I don’t actually think Tim Pawlenty is a terrible VP candidate for Romney. Not great, but not terrible. Pawlenty has a narrative, for what that’s worth, but he does have a few other things: reasonable credentials for the job, friendship with the Mittster, and (most importantly) no national power base. The latter having a base is problematic in a VP because it gives him (or her) leverage over the top of the ticket, especially if the VP is more liked by the party than the presidential candidate. Palin was an obvious example of this, in that she effectively hijacked the campaign and turned it into what she wanted it to be–some twisted form of demented Andy Kaufman-esque performance art–entirely because she captured Republicans’ imaginations in a way that McCain couldn’t. Biden is the opposite, someone who has some fans but not much of a power base on his own, and who thus has no choice but to be a team player. Both of Romney’s announced choices hew far more to a Biden-like model. Pols like Chris Christie and Marco Rubio have their followings but Pawlenty doesn’t, which is perhaps why Christie and Rubio have not yet been mentioned as top Romney choices. Sure, Pawlenty’s as much a stuffed shirt as can be, but so have most vice presidents over the past half century, and only one has had to take office after a president’s death in that time. And Pawlenty will certainly not deliver many votes, though he probably wouldn’t take away many either. It should play out like an even more boring version of John Edwards’s 2004 VP berth, I suppose.
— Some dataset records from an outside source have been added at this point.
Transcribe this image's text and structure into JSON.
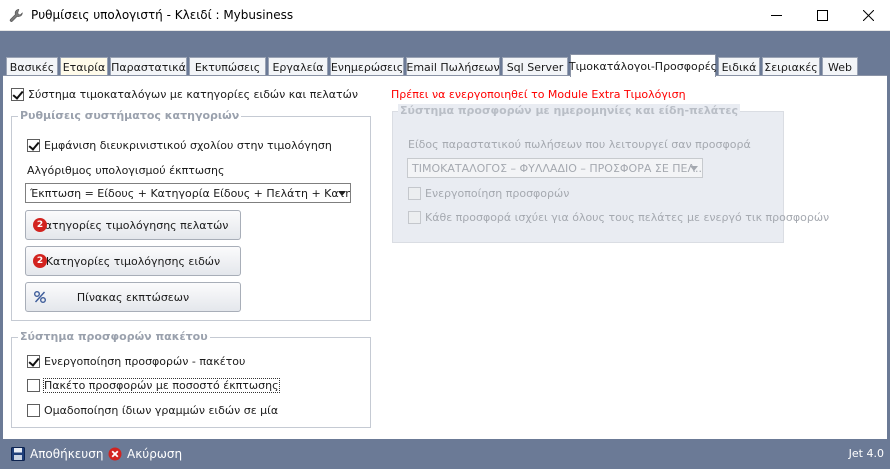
{
  "window": {
    "title": "Ρυθμίσεις υπολογιστή - Κλειδί : Mybusiness"
  },
  "tabs": [
    {
      "label": "Βασικές",
      "active": false
    },
    {
      "label": "Εταιρία",
      "active": false
    },
    {
      "label": "Παραστατικά",
      "active": false
    },
    {
      "label": "Εκτυπώσεις",
      "active": false
    },
    {
      "label": "Εργαλεία",
      "active": false
    },
    {
      "label": "Ενημερώσεις",
      "active": false
    },
    {
      "label": "Email Πωλήσεων",
      "active": false
    },
    {
      "label": "Sql Server",
      "active": false
    },
    {
      "label": "Τιμοκατάλογοι-Προσφορές",
      "active": true
    },
    {
      "label": "Ειδικά",
      "active": false
    },
    {
      "label": "Σειριακές",
      "active": false
    },
    {
      "label": "Web",
      "active": false
    }
  ],
  "main": {
    "system_checkbox": {
      "label": "Σύστημα τιμοκαταλόγων με κατηγορίες ειδών και πελατών",
      "checked": true
    },
    "warning": "Πρέπει να ενεργοποιηθεί το Module Extra Τιμολόγιση",
    "category_group": {
      "title": "Ρυθμίσεις συστήματος κατηγοριών",
      "show_comment": {
        "label": "Εμφάνιση διευκρινιστικού σχολίου στην τιμολόγηση",
        "checked": true
      },
      "algorithm_label": "Αλγόριθμος υπολογισμού έκπτωσης",
      "algorithm_value": "Έκπτωση = Είδους + Κατηγορία Είδους + Πελάτη + Κατηγορί...",
      "btn_customer_categories": "Κατηγορίες τιμολόγησης πελατών",
      "btn_item_categories": "Κατηγορίες τιμολόγησης ειδών",
      "btn_discount_table": "Πίνακας εκπτώσεων",
      "badge_number": "2"
    },
    "offer_group": {
      "title": "Σύστημα προσφορών με ημερομηνίες και είδη-πελάτες",
      "doc_type_label": "Είδος παραστατικού πωλήσεων που λειτουργεί σαν προσφορά",
      "doc_type_value": "ΤΙΜΟΚΑΤΑΛΟΓΟΣ – ΦΥΛΛΑΔΙΟ – ΠΡΟΣΦΟΡΑ ΣΕ ΠΕΛ...",
      "activate": {
        "label": "Ενεργοποίηση προσφορών",
        "checked": false
      },
      "all_customers": {
        "label": "Κάθε προσφορά ισχύει για όλους τους πελάτες με ενεργό τικ προσφορών",
        "checked": false
      }
    },
    "package_group": {
      "title": "Σύστημα προσφορών πακέτου",
      "activate": {
        "label": "Ενεργοποίηση προσφορών - πακέτου",
        "checked": true
      },
      "percent": {
        "label": "Πακέτο προσφορών με ποσοστό έκπτωσης",
        "checked": false
      },
      "group_lines": {
        "label": "Ομαδοποίηση ίδιων γραμμών ειδών σε μία",
        "checked": false
      }
    }
  },
  "statusbar": {
    "save": "Αποθήκευση",
    "cancel": "Ακύρωση",
    "version": "Jet 4.0"
  },
  "colors": {
    "chrome": "#6b7a96",
    "warning": "#ff0000",
    "badge": "#d2231f"
  }
}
What’s interesting about the news that Pawlenty and Rob Portman are being actively considered is that it crystallizes a theme in Romney’s campaign, that theme being a Midwest obsession. I hardly expect a candidate to start just throwing states out of consideration (at least, not one who still has some of his marbles), but the man has been boasting about winning Wisconsin and Michigan a lot more than about winning New Mexico and Colorado, at least so far as I can tell. Pawlenty and Portman are, of course, Midwesterners. The attention being paid to this region is interesting and likely smart–Romney’s Mormonism may or may not cause some evangelical Christians to stay home or vote third party rather than vote for a heretic, but that effect is going to be mitigated in the South because of overwhelming Republican dominance, and in the Northeast and West because of fewer evangelicals in these regions. The Midwest, though, could be troublesome for Mitt. Going for a VP candidate with Midwestern appeal is smart, though Portman and Pawlenty are basically empty vessels who engender no loyalty and provoke no excitement. The only person who probably could move votes for Romney in the Midwest would, ironically, be a Southerner: Mike Huckabee, who combines far-right religiosity with a pleasant personality. This is the scenario Democrats should be afraid of, because it fills in so many of Romney’s gaps. But the free market fundies basically hate him because he raised taxes a few times, so this selection would require Romney to stand up just a little bit to his base for the relatively heterodox Arkansan. You know I don’t see that as being very likely.